Nearly half the patients treated for breast cancer develop some form of metatstatic disease. The choice of therapy requires consideration of local therapy needs, the overall medical condition of the patient, and the hormone receptor status of the tumor, as well as the exercise of clinical judgment. Because therapy of systemic disease is palliative, the potential toxicities of therapies should be balanced against the response rates. Several variables influence the response to systemic therapy. For example, the presence of estrogen and progesterone receptors is a strong indication for endocrine therapy, since the response rates for tumors that express both receptors may approach 70%. On the other hand, patients with short disease-free intervals, rapidly progressive visceral disease, lymphangitic pulmonary disease, or intracranial disease are unlikely to respond to endocrine therapy.
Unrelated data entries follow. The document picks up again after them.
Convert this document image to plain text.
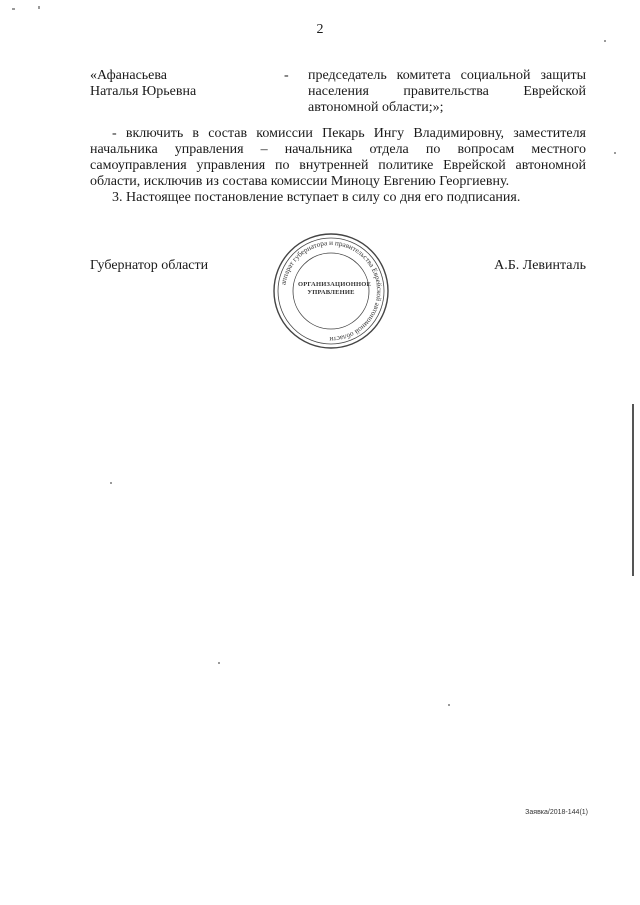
2
«Афанасьева
Наталья Юрьевна
- председатель комитета социальной защиты
населения правительства Еврейской
автономной области;»;
- включить в состав комиссии Пекарь Ингу Владимировну, заместителя
начальника управления – начальника отдела по вопросам местного
самоуправления управления по внутренней политике Еврейской автономной
области, исключив из состава комиссии Миноцу Евгению Георгиевну.
3. Настоящее постановление вступает в силу со дня его подписания.
Губернатор области	А.Б. Левинталь
аппарат губернатора и правительства Еврейской автономной области
ОРГАНИЗАЦИОННОЕ
УПРАВЛЕНИЕ
Заявка/2018-144(1)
Unlike many other epithelial malignancies, breast cancer responds to several chemotherapeutic agents, including anthracyclines, alkylating agents, taxanes, and antimetabolites. Multiple combinations of these agents have been found to improve response rates somewhat, but they have had little impact on duration of response or survival. As previously mentioned, median survival from diagnosis of metastatic disease is approximately 2 years. The choice among multidrug combinations frequently depends on whether adjuvant chemotherapy was administered and, if so, what type. While patients treated with adjuvant regimens such as cyclophosphamide, methotrexate, and fluorouracil (CMF regimens) may subsequently respond to the same combination in the metastatic disease setting, most oncologists use drugs to which the patients have not been previously exposed. Once patients have progressed after combination drug therapy, it is most common to treat them with single agents. Given the significant toxicity of most drugs, the use of a single effective agent will minimize toxicity by sparing the patient exposure to drugs that would be of little value. Unfortunately, no form of in vitro drug sensitivity testing to select the drugs most efficacious for a given patient has been demonstrated to be useful.
Most oncologists use either an anthracycline or paclitaxel following failure with the initial regimen. However, the choice has to be balanced with individual needs.
“Locally advanced” (Stage III) breast cancer is often difficult to remove surgically, especially if there is chest wall involvement. Although no randomized trials have proved the efficacy of induction chemotherapy, this approach has gained widespread use. More than 90% of patients with locally advanced breast cancer show a partial or better response to multidrug chemotherapy regimens that include an anthracycline. Early administration of this treatment reduces the bulk of the disease and frequently makes the patient a suitable candidate for salvage surgery and/or radiation therapy.